Michelle Malkin | Oct 02, 2013
Welcome to ObamaWreck! Americans nationwide spent Tuesday struggling with the much-hyped "Affordable Care Act" health insurance exchanges. Server meltdowns, error messages and security glitches plagued the federal and state government websites as open enrollment began. But when taxpayers discover exactly who will be navigating them through the bureaucratic maze, they may be glad they didn't get through.
U.S. Health and Human Services Secretary Kathleen Sebelius controls a $54 million slush fund to hire thousands of "navigators," "in-person assisters" and counselors, who are now propagandizing and recruiting Obamacare recipients into the government-run exchanges. As I warned in May, the Nanny State navigator corps is a serious threat to Americans' privacy. Background checks and training requirements are minimal to nonexistent. A history of fraud is no barrier to entry.
Case in point: the seedy nonprofit Seedco. This community-organizing group snagged lucrative multimillion-dollar navigator contracts in Georgia, Maryland, Tennessee and New York. The New York Post reports this week that the outfit "is partnering with dozens of agencies, such as the Gay Men's Health Crisis, Food Bank for New York City and the Chinese American Planning Council, in each of (the Big Apple's) five boroughs." They'll have access to potential enrollees' income levels, birthdates, addresses, eligibility for government assistance, Social Security numbers and intensely personal medical information.
Given the enormous responsibility to handle sensitive data in a careful, neutral manner, combined with the overwhelming pressure to boost Obamacare enrollments, you'd think the feds would only choose navigators with the most impeccable records. Yet, less than a year ago, Seedco agreed to settle a civil fraud lawsuit "for faking at least 1,400 of 6,500 job placements under a $22.2 million federally funded contract with the city."
Seedco's corrupt behavior went far beyond defrauding taxpayers through abuse of New York City programs, federal Labor Department funding and federal stimulus dollars. Seedco (which stands for "Structured Employment Economic Development Corporation") tried to destroy and defame whistleblowing official Bill Harper, who discovered and reported the rampant falsification of data.
First, Seedco denied the charges; next, they trashed Harper's reputation in the pages of The New York Times. Only after the U.S. Attorney's office in Manhattan brought suit did the organization acknowledge systemic, repeated wrongdoing. Seedco forked over a $1.7 million settlement in December 2012. Mere months later, they were racking up federal Obamacare navigator work.
The feds and Seedco assure us that new management is in place. They rearranged some deck chairs, created a new "compliance program" and hired an independent reviewer. But an ethos of by-any-means-necessary book-cooking and a culture of intimidating whistleblowers don't disappear overnight. Seedco shredded documents for three years to phony up their job placement statistics; city government overseers knew about it. The Nonprofit Quarterly noted that Seedco's fraud was "kind of breathtaking" in its "creativity and illegal audacity," including:
--"Taking credit for a job candidate's prior employment as job placements;
--Reporting job placements when the job candidates remained unemployed;
--Falsifying dates of job placements;
--Using other Seedco programs to collect information on clients in order to falsely report job placements; and
--Reporting job placements for people who were not Seedco clients and had not been placed in their jobs by Seedco."

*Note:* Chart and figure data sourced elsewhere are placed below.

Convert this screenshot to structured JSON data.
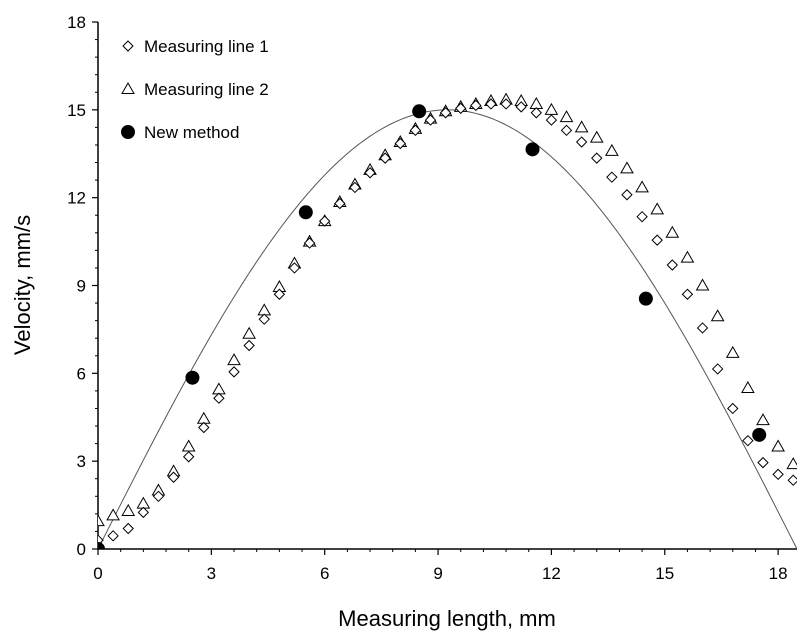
{
  "chart_data": {
    "type": "scatter",
    "title": "",
    "xlabel": "Measuring length, mm",
    "ylabel": "Velocity, mm/s",
    "xlim": [
      0,
      18.5
    ],
    "ylim": [
      0,
      18
    ],
    "xticks": [
      0,
      3,
      6,
      9,
      12,
      15,
      18
    ],
    "yticks": [
      0,
      3,
      6,
      9,
      12,
      15,
      18
    ],
    "grid": false,
    "legend_position": "top-left",
    "series": [
      {
        "name": "Measuring line 1",
        "marker": "diamond-open",
        "points": [
          [
            0.0,
            0.3
          ],
          [
            0.4,
            0.45
          ],
          [
            0.8,
            0.7
          ],
          [
            1.2,
            1.25
          ],
          [
            1.6,
            1.8
          ],
          [
            2.0,
            2.45
          ],
          [
            2.4,
            3.15
          ],
          [
            2.8,
            4.15
          ],
          [
            3.2,
            5.15
          ],
          [
            3.6,
            6.05
          ],
          [
            4.0,
            6.95
          ],
          [
            4.4,
            7.85
          ],
          [
            4.8,
            8.7
          ],
          [
            5.2,
            9.6
          ],
          [
            5.6,
            10.45
          ],
          [
            6.0,
            11.2
          ],
          [
            6.4,
            11.8
          ],
          [
            6.8,
            12.35
          ],
          [
            7.2,
            12.85
          ],
          [
            7.6,
            13.35
          ],
          [
            8.0,
            13.85
          ],
          [
            8.4,
            14.3
          ],
          [
            8.8,
            14.65
          ],
          [
            9.2,
            14.9
          ],
          [
            9.6,
            15.05
          ],
          [
            10.0,
            15.15
          ],
          [
            10.4,
            15.2
          ],
          [
            10.8,
            15.2
          ],
          [
            11.2,
            15.1
          ],
          [
            11.6,
            14.9
          ],
          [
            12.0,
            14.65
          ],
          [
            12.4,
            14.3
          ],
          [
            12.8,
            13.9
          ],
          [
            13.2,
            13.35
          ],
          [
            13.6,
            12.7
          ],
          [
            14.0,
            12.1
          ],
          [
            14.4,
            11.35
          ],
          [
            14.8,
            10.55
          ],
          [
            15.2,
            9.7
          ],
          [
            15.6,
            8.7
          ],
          [
            16.0,
            7.55
          ],
          [
            16.4,
            6.15
          ],
          [
            16.8,
            4.8
          ],
          [
            17.2,
            3.7
          ],
          [
            17.6,
            2.95
          ],
          [
            18.0,
            2.55
          ],
          [
            18.4,
            2.35
          ]
        ]
      },
      {
        "name": "Measuring line 2",
        "marker": "triangle-open",
        "points": [
          [
            0.0,
            0.95
          ],
          [
            0.4,
            1.15
          ],
          [
            0.8,
            1.3
          ],
          [
            1.2,
            1.55
          ],
          [
            1.6,
            2.0
          ],
          [
            2.0,
            2.65
          ],
          [
            2.4,
            3.5
          ],
          [
            2.8,
            4.45
          ],
          [
            3.2,
            5.45
          ],
          [
            3.6,
            6.45
          ],
          [
            4.0,
            7.35
          ],
          [
            4.4,
            8.15
          ],
          [
            4.8,
            8.95
          ],
          [
            5.2,
            9.75
          ],
          [
            5.6,
            10.5
          ],
          [
            6.0,
            11.2
          ],
          [
            6.4,
            11.85
          ],
          [
            6.8,
            12.45
          ],
          [
            7.2,
            12.95
          ],
          [
            7.6,
            13.45
          ],
          [
            8.0,
            13.9
          ],
          [
            8.4,
            14.35
          ],
          [
            8.8,
            14.7
          ],
          [
            9.2,
            14.95
          ],
          [
            9.6,
            15.1
          ],
          [
            10.0,
            15.2
          ],
          [
            10.4,
            15.3
          ],
          [
            10.8,
            15.35
          ],
          [
            11.2,
            15.3
          ],
          [
            11.6,
            15.2
          ],
          [
            12.0,
            15.0
          ],
          [
            12.4,
            14.75
          ],
          [
            12.8,
            14.4
          ],
          [
            13.2,
            14.05
          ],
          [
            13.6,
            13.6
          ],
          [
            14.0,
            13.0
          ],
          [
            14.4,
            12.35
          ],
          [
            14.8,
            11.6
          ],
          [
            15.2,
            10.8
          ],
          [
            15.6,
            9.95
          ],
          [
            16.0,
            9.0
          ],
          [
            16.4,
            7.95
          ],
          [
            16.8,
            6.7
          ],
          [
            17.2,
            5.5
          ],
          [
            17.6,
            4.4
          ],
          [
            18.0,
            3.5
          ],
          [
            18.4,
            2.9
          ]
        ]
      },
      {
        "name": "New method",
        "marker": "circle-filled",
        "points": [
          [
            0.0,
            0.0
          ],
          [
            2.5,
            5.85
          ],
          [
            5.5,
            11.5
          ],
          [
            8.5,
            14.95
          ],
          [
            11.5,
            13.65
          ],
          [
            14.5,
            8.55
          ],
          [
            17.5,
            3.9
          ]
        ]
      },
      {
        "name": "",
        "marker": "line",
        "curve": "y = 15 * sin(pi * x / 18.5)"
      }
    ]
  }
}
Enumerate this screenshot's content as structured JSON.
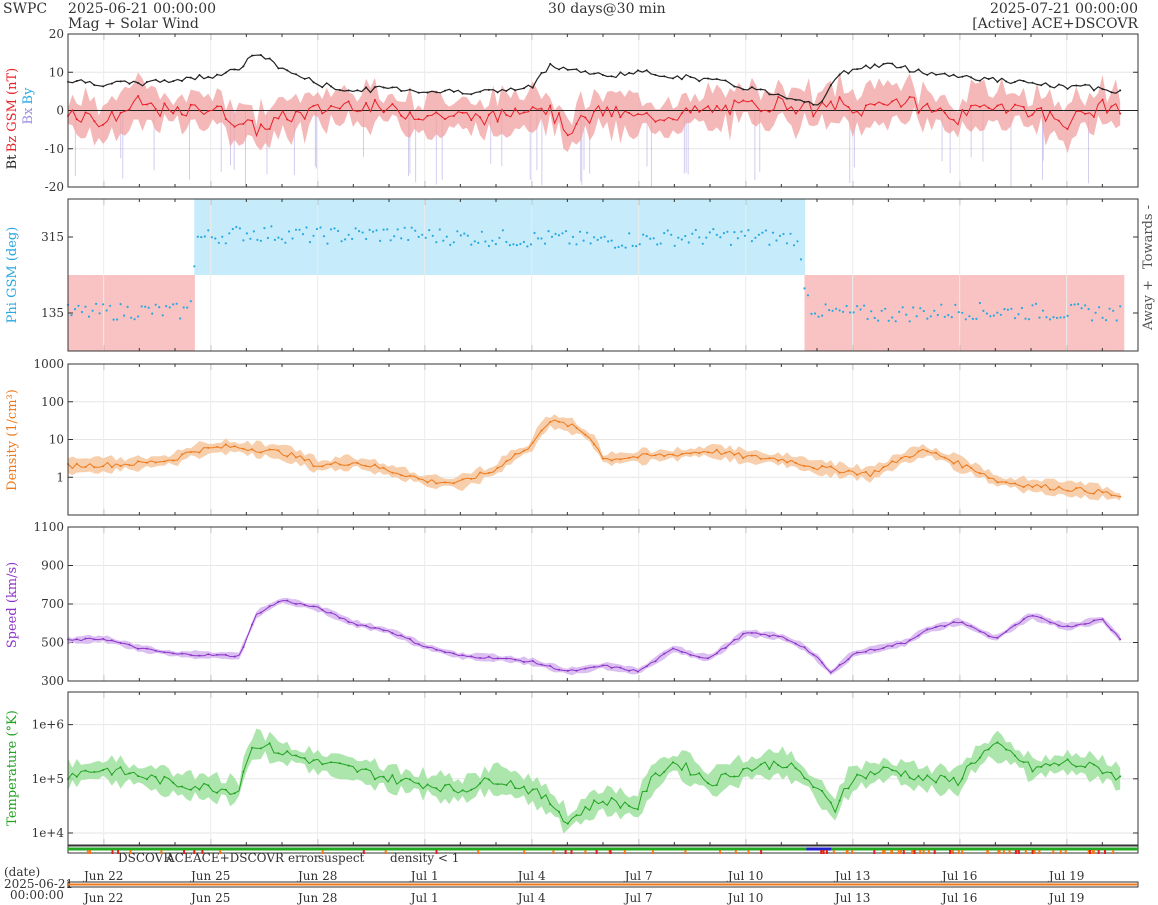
{
  "header": {
    "brand": "SWPC",
    "start_time": "2025-06-21 00:00:00",
    "subtitle": "Mag + Solar Wind",
    "span": "30 days@30 min",
    "end_time": "2025-07-21 00:00:00",
    "source": "[Active] ACE+DSCOVR"
  },
  "colors": {
    "bt": "#222222",
    "bz": "#e8222a",
    "bz_fill": "#f2a0a0",
    "bz_neg": "#9d8fe0",
    "phi": "#29a8e0",
    "phi_toward": "#c6ecfb",
    "phi_away": "#f9c3c3",
    "density": "#ee7a1c",
    "density_fill": "#f6c79e",
    "speed": "#8d35c9",
    "speed_fill": "#d5b4ee",
    "temperature": "#22a322",
    "temperature_fill": "#9fe29f",
    "dscovr": "#2222cc",
    "ace": "#22aa22",
    "ace_dscovr": "#ee22aa",
    "error": "#dd2222",
    "suspect": "#ffbb00",
    "density_low": "#ee7a1c"
  },
  "date_axis": {
    "title": "(date)",
    "start_label_date": "2025-06-21",
    "start_label_time": "00:00:00",
    "ticks": [
      "Jun 22",
      "Jun 25",
      "Jun 28",
      "Jul 1",
      "Jul 4",
      "Jul 7",
      "Jul 10",
      "Jul 13",
      "Jul 16",
      "Jul 19"
    ]
  },
  "status_legend": {
    "dscovr": "DSCOVR",
    "ace": "ACE",
    "ace_dscovr": "ACE+DSCOVR",
    "error": "error",
    "suspect": "suspect",
    "density_low": "density < 1"
  },
  "chart_data": [
    {
      "type": "line",
      "panel": "magnetic",
      "ylabel_parts": [
        "Bt",
        "Bz GSM (nT)",
        "Bx",
        "By"
      ],
      "ylim": [
        -20,
        20
      ],
      "yticks": [
        "20",
        "10",
        "0",
        "-10",
        "-20"
      ],
      "x_days": [
        0,
        1,
        2,
        3,
        4,
        4.8,
        5.3,
        6,
        7,
        8,
        9,
        10,
        12,
        13,
        13.5,
        14,
        15,
        16,
        18,
        19,
        20,
        20.5,
        21,
        21.6,
        22,
        23,
        24,
        25,
        26,
        27,
        28,
        29,
        29.5
      ],
      "series": [
        {
          "name": "Bt",
          "values": [
            8,
            7,
            7,
            8,
            9,
            11,
            15,
            11,
            7,
            5,
            6,
            5,
            5,
            6,
            12,
            11,
            9,
            10,
            8,
            6,
            4,
            3,
            1,
            9,
            11,
            12,
            10,
            9,
            8,
            7,
            6,
            6,
            5
          ]
        },
        {
          "name": "Bz GSM",
          "values": [
            0,
            -3,
            2,
            -1,
            1,
            -3,
            -5,
            -2,
            0,
            2,
            0,
            -1,
            -2,
            2,
            0,
            -5,
            0,
            -2,
            0,
            1,
            2,
            1,
            0,
            2,
            -1,
            3,
            1,
            -2,
            2,
            0,
            -3,
            1,
            1
          ]
        }
      ]
    },
    {
      "type": "scatter",
      "panel": "phi",
      "ylabel": "Phi GSM (deg)",
      "yticks": [
        "315",
        "135"
      ],
      "ylim": [
        45,
        405
      ],
      "side_labels": [
        "Towards -",
        "Away +"
      ],
      "x_days": [
        0,
        2,
        3.4,
        3.6,
        5,
        7,
        9,
        11,
        13,
        13.6,
        15,
        17,
        19,
        20,
        20.4,
        20.8,
        21.2,
        23,
        25,
        27,
        29,
        29.5
      ],
      "values": [
        135,
        140,
        138,
        312,
        325,
        318,
        322,
        315,
        310,
        312,
        305,
        314,
        316,
        312,
        315,
        150,
        136,
        132,
        140,
        138,
        136,
        132
      ]
    },
    {
      "type": "line",
      "panel": "density",
      "ylabel": "Density (1/cm³)",
      "scale": "log",
      "ylim": [
        0.1,
        1000
      ],
      "yticks": [
        "1000",
        "100",
        "10",
        "1"
      ],
      "x_days": [
        0,
        2,
        3,
        3.5,
        4.5,
        6,
        7,
        8,
        9,
        10,
        11,
        12,
        13,
        13.5,
        14,
        15,
        17,
        18,
        19,
        20,
        21,
        22,
        22.5,
        23,
        24,
        25,
        26,
        27,
        28,
        29,
        29.5
      ],
      "values": [
        2,
        2.3,
        3,
        5,
        6.5,
        4.5,
        2,
        2.5,
        1.5,
        0.8,
        0.7,
        1.5,
        6,
        30,
        25,
        3,
        4,
        5,
        3.5,
        3,
        1.8,
        1.4,
        1.2,
        2,
        5,
        2.2,
        0.8,
        0.6,
        0.5,
        0.4,
        0.3
      ]
    },
    {
      "type": "line",
      "panel": "speed",
      "ylabel": "Speed (km/s)",
      "ylim": [
        300,
        1100
      ],
      "yticks": [
        "1100",
        "900",
        "700",
        "500",
        "300"
      ],
      "x_days": [
        0,
        1,
        2,
        3,
        4.8,
        5.3,
        6,
        7,
        8,
        9,
        10,
        11,
        12,
        13,
        14,
        14.5,
        15,
        16,
        17,
        17.6,
        18,
        19,
        20,
        20.6,
        21,
        21.4,
        22,
        23,
        23.5,
        24,
        25,
        26,
        27,
        28,
        29,
        29.5
      ],
      "values": [
        510,
        520,
        470,
        440,
        430,
        650,
        720,
        680,
        600,
        560,
        480,
        430,
        420,
        400,
        350,
        360,
        380,
        350,
        470,
        430,
        420,
        550,
        530,
        480,
        420,
        340,
        440,
        480,
        500,
        560,
        610,
        520,
        640,
        580,
        620,
        520
      ]
    },
    {
      "type": "line",
      "panel": "temperature",
      "ylabel": "Temperature (°K)",
      "scale": "log",
      "ylim": [
        6000,
        4000000
      ],
      "yticks": [
        "1e+6",
        "1e+5",
        "1e+4"
      ],
      "x_days": [
        0,
        1,
        3,
        4.8,
        5.3,
        6,
        7,
        9,
        11,
        12,
        13,
        14,
        15,
        16,
        17,
        18,
        19,
        20,
        21,
        21.5,
        22,
        23,
        24,
        25,
        26,
        27,
        28,
        29,
        29.5
      ],
      "values": [
        120000,
        150000,
        80000,
        60000,
        450000,
        300000,
        200000,
        100000,
        60000,
        100000,
        60000,
        15000,
        40000,
        30000,
        200000,
        80000,
        150000,
        200000,
        60000,
        25000,
        100000,
        150000,
        100000,
        90000,
        400000,
        150000,
        200000,
        150000,
        100000
      ]
    }
  ]
}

The feds detailed how Seedco managers would instruct clerical workers to troll Monster.com and Careerbuilder.com for resumes and then "report the employment of individuals sourced from those downloaded resumes as job placements." Other employees exploited their relationships with businesses to "gather information from the businesses' current employees. Seedco then used that information to falsely report that employment as a job placement obtained for the candidate by Seedco, although the individuals had no prior relationship with Seedco and had not been recruited into the job by Seedco."
This entire government-nonprofit alliance rests on dragooning as many people as possible into government programs, including food stamps, CHIP (the federal Children's Health Insurance Program) and now Obamacare. One of Seedco's officials actually said the fraud case "made us a stronger organization." Yes, they actually sold their deliberate number-fudging as an asset instead of a liability. And four states swallowed the pitch whole. The spirit of fraud-stained ACORN and its Nanny State progeny lives.
So, buyers, beware: Obamacare security "glitches" are not just a bug. They're a feature.